Christovan Colombo, Belo Horizonte*1
No início do ano, quando assumi uma turma de crianças de 3 anos( 13 meninos e 7
meninas,) consultei a ficha individual de cada uma delas e percebi que a grande maioria
morava próximo à escola, situada numa comunidade pobre e com uma riqueza cultural
significativa, contando com várias entidades organizadas e muitos grupos envolvidos em
atividades artísticas. Outra característica marcante era a constituição das famílias,
geralmente avós, tias, primos, todos morando juntos, sendo a maioria esmagadora de
mulheres. Poucos membros com emprego definido e as mães das crianças, na maioria,
eram muito novas. Apesar desse aspecto comum, eram bem diversificadas as
experiências sócio-culturais das crianças.

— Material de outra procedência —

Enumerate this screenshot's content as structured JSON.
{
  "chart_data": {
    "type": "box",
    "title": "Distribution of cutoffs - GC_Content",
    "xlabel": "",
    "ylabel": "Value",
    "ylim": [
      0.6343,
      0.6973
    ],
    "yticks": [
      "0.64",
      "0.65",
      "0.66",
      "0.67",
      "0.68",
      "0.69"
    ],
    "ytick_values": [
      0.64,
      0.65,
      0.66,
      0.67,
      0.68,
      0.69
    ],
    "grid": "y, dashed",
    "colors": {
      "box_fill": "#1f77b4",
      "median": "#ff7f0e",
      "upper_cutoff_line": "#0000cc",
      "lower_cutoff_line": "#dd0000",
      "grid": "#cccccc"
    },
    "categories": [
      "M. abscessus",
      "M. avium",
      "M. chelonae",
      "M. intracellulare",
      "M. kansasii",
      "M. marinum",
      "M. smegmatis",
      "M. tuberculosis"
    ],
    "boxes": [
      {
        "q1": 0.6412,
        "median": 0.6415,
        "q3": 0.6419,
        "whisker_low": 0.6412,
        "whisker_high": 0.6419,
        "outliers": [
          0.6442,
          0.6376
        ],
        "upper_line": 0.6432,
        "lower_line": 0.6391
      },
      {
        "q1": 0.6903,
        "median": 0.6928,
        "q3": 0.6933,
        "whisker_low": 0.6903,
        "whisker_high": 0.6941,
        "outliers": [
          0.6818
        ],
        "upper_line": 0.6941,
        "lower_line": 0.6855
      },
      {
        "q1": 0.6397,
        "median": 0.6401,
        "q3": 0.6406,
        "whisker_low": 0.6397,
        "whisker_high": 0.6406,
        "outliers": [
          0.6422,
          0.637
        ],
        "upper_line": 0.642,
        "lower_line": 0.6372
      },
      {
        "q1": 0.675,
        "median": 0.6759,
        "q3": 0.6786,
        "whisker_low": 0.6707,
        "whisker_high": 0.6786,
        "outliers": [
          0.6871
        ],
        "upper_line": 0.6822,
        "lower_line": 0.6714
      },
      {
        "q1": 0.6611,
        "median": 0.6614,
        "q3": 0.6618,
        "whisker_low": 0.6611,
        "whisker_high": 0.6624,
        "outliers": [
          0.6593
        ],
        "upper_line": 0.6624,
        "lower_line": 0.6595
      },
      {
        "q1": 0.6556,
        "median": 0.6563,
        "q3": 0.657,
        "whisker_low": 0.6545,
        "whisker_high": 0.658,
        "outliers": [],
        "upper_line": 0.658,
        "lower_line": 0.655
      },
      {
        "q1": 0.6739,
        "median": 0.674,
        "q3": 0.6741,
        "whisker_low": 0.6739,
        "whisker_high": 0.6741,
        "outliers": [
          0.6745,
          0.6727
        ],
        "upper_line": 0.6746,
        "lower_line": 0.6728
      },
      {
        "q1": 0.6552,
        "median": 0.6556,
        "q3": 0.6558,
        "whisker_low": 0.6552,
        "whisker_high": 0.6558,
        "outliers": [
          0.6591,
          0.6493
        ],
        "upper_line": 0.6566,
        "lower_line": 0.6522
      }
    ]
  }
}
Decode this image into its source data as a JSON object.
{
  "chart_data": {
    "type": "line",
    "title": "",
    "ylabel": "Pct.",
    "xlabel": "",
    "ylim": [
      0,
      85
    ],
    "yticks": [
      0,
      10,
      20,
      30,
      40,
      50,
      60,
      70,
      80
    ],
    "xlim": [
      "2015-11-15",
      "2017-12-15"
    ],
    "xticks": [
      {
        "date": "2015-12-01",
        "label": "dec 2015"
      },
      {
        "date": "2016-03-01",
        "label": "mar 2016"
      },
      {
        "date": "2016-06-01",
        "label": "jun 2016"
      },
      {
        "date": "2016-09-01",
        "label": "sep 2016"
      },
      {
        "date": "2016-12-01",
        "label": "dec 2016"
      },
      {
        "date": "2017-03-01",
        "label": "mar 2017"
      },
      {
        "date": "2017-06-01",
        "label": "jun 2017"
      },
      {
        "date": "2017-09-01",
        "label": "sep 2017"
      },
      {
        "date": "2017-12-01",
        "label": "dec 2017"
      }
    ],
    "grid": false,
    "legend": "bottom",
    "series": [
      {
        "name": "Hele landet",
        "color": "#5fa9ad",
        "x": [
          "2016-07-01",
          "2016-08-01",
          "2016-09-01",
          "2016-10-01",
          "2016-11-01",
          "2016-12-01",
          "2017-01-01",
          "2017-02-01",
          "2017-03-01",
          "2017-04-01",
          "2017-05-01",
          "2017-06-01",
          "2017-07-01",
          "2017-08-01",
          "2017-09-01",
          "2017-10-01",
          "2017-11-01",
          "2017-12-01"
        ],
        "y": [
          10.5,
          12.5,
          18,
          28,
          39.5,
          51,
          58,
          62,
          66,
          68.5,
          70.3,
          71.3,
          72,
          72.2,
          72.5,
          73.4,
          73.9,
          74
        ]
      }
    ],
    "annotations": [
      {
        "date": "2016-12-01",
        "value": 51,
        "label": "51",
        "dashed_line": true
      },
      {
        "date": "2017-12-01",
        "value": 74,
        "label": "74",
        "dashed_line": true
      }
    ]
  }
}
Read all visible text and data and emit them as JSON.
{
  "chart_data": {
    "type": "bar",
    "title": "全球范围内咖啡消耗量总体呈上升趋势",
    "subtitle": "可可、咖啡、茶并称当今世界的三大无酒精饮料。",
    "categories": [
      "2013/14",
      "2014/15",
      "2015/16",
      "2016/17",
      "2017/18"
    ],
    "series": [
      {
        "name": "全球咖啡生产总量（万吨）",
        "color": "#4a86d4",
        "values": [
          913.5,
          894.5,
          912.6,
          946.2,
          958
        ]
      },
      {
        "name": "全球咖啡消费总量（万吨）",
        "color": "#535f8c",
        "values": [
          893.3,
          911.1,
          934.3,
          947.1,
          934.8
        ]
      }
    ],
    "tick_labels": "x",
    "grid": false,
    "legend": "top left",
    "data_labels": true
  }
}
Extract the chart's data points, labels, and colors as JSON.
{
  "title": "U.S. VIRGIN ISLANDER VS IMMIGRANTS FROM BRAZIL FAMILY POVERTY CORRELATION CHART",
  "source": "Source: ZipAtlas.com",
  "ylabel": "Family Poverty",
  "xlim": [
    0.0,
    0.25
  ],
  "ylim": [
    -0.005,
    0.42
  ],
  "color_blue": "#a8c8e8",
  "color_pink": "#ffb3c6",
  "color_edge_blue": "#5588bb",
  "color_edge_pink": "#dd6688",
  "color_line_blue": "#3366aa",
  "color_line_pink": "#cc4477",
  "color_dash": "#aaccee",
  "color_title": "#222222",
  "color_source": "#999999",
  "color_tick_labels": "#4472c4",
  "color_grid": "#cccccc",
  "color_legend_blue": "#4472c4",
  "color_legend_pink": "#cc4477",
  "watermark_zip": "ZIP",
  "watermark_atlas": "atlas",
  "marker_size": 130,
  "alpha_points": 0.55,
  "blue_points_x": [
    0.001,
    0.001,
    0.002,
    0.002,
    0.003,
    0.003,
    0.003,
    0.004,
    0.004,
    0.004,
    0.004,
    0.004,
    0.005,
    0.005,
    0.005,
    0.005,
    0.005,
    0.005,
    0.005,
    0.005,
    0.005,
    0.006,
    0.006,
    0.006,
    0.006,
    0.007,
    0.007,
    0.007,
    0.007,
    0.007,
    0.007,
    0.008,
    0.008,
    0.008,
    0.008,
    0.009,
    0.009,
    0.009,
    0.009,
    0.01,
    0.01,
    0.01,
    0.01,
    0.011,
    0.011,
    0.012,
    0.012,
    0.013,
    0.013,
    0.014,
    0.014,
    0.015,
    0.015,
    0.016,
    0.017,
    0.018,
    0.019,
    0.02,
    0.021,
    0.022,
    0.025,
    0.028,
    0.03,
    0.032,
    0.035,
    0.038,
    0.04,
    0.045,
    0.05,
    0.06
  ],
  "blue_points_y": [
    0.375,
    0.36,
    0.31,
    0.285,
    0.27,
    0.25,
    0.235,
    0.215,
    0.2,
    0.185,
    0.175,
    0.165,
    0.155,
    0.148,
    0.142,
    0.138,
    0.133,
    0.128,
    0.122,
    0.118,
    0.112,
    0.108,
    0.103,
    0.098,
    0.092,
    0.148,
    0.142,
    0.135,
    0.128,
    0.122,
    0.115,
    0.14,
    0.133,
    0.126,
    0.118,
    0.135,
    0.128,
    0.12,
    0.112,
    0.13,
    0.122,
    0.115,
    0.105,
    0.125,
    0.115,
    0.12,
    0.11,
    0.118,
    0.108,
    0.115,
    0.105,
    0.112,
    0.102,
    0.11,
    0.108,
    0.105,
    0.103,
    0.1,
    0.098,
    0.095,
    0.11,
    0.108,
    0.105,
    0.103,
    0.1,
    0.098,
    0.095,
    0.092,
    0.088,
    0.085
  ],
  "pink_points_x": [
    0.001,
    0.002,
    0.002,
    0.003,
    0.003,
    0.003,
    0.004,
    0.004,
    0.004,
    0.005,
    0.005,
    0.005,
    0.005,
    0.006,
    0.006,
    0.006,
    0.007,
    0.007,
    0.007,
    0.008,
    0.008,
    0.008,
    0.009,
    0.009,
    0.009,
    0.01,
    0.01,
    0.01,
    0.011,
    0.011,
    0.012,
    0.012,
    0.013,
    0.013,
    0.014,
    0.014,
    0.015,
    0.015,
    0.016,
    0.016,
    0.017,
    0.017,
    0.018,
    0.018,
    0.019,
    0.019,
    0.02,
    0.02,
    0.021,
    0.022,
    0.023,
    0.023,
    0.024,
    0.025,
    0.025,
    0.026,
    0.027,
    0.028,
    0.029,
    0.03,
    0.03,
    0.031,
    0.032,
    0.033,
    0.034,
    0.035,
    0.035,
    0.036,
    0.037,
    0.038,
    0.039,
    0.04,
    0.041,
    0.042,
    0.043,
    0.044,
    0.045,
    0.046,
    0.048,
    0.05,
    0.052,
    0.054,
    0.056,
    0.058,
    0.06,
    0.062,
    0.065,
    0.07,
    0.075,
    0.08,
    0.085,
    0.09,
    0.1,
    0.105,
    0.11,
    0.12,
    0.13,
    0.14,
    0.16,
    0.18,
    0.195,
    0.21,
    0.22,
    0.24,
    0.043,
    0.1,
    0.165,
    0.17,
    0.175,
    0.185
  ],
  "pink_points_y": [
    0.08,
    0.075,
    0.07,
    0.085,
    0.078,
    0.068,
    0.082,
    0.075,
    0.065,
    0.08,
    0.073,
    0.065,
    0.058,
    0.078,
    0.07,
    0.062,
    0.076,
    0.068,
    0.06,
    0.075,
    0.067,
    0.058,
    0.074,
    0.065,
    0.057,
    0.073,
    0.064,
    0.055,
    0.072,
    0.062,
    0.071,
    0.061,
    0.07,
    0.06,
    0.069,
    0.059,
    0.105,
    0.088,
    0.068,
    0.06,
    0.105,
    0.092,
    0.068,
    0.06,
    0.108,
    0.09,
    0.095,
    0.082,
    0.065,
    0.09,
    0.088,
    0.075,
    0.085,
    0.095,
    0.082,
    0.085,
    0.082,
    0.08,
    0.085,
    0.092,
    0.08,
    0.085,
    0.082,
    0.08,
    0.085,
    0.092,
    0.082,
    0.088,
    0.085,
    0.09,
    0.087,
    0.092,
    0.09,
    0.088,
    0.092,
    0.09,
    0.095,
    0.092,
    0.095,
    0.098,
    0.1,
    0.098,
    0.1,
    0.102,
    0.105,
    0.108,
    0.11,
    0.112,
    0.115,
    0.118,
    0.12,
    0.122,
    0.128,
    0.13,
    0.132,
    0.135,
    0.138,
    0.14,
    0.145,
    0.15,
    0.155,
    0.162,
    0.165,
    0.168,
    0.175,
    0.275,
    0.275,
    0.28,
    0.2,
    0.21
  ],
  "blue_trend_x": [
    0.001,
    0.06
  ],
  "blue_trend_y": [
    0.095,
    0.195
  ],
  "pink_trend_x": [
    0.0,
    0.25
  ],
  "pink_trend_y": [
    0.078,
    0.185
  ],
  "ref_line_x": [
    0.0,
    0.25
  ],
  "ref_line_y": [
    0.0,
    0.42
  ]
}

A presença da figura paterna em apenas
algumas famílias diferenciava bem as estruturas familiares. Também a opção de credo era
bem diversificada.
Percebendo que apenas 3 crianças já tinham experiência escolar anterior, defini que o
primeiro grande objetivo seria uma acolhida que trouxesse segurança afetiva para as
crianças. Na sua acolhida, organizo o espaço com muitos brinquedos e com pratos com
coisas gostosas. Também não planejo nenhuma atividade coletiva coordenada por mim,
sempre apostando no poder dos brinquedos como auxiliares na sedução por aquele novo
espaço, em princípio, “ameaçador”. Aos poucos, as crianças vão se encaminhando para os
brinquedos e fico liberada para acolher, dar colo, distrair um possível choro. Considero
importante optar por muito aconchego e tolerância e menos exigências nesse princípio. A
hora das regras e limites tem que acontecer, mas depois, no tempo e na necessidade
adequados, pois considero fundamental contribuir com a formação ética das crianças.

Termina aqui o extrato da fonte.